Abstract: Meteoriti, metano, megavulcani e oggi gli esseri umani; alle vecchie forze naturali che trasformarono la Terra molti milioni di anni fa se ne è aggiunta un'altra: noi. Le nostre azioni hanno portato la Terra in una nuova epoca geologica, l'Antropocene. Per la prima volta nei quattro miliardi e mezzo di storia del nostro pianeta, una specie ne sta determinando il futuro. Per alcuni, l'Antropocene simboleggia un futuro di controllo superlativo dell'ambiente. Per altri, è la massima hybris, l'illusione di dominare la natura.

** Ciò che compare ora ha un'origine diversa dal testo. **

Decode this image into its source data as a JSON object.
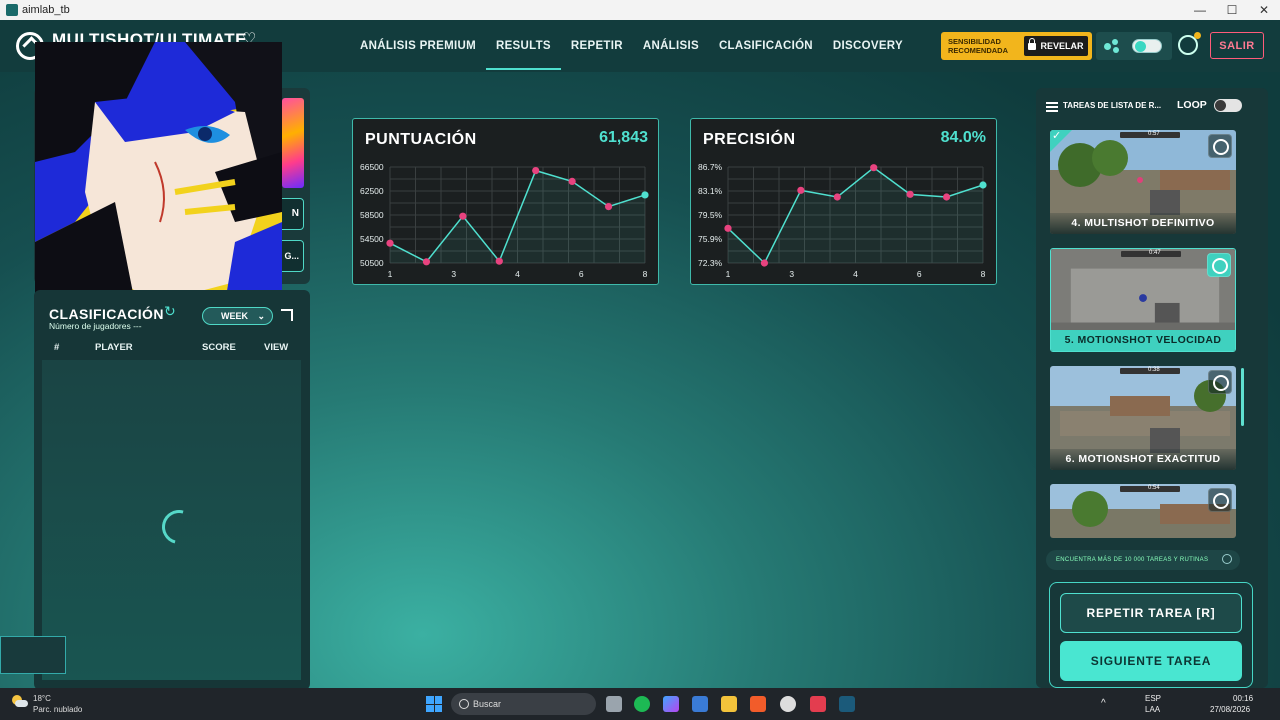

Comunque la pensiate, appena sotto la superficie di questo termine scientifico un po' strano, Antropocene, troverete un entusiasmante miscuglio di scienza, filosofia, religione e politica collegato alle nostre paure più grandi e alle nostre visioni utopistiche. Ricostruendo i nostri impatti sull'ambiente nel corso del tempo per capire quando gli esseri umani iniziarono a dominare la Terra, gli scienziati Simon Lewis e Mark Maslin ci mostrano che cosa significa la nuova epoca per tutti noi.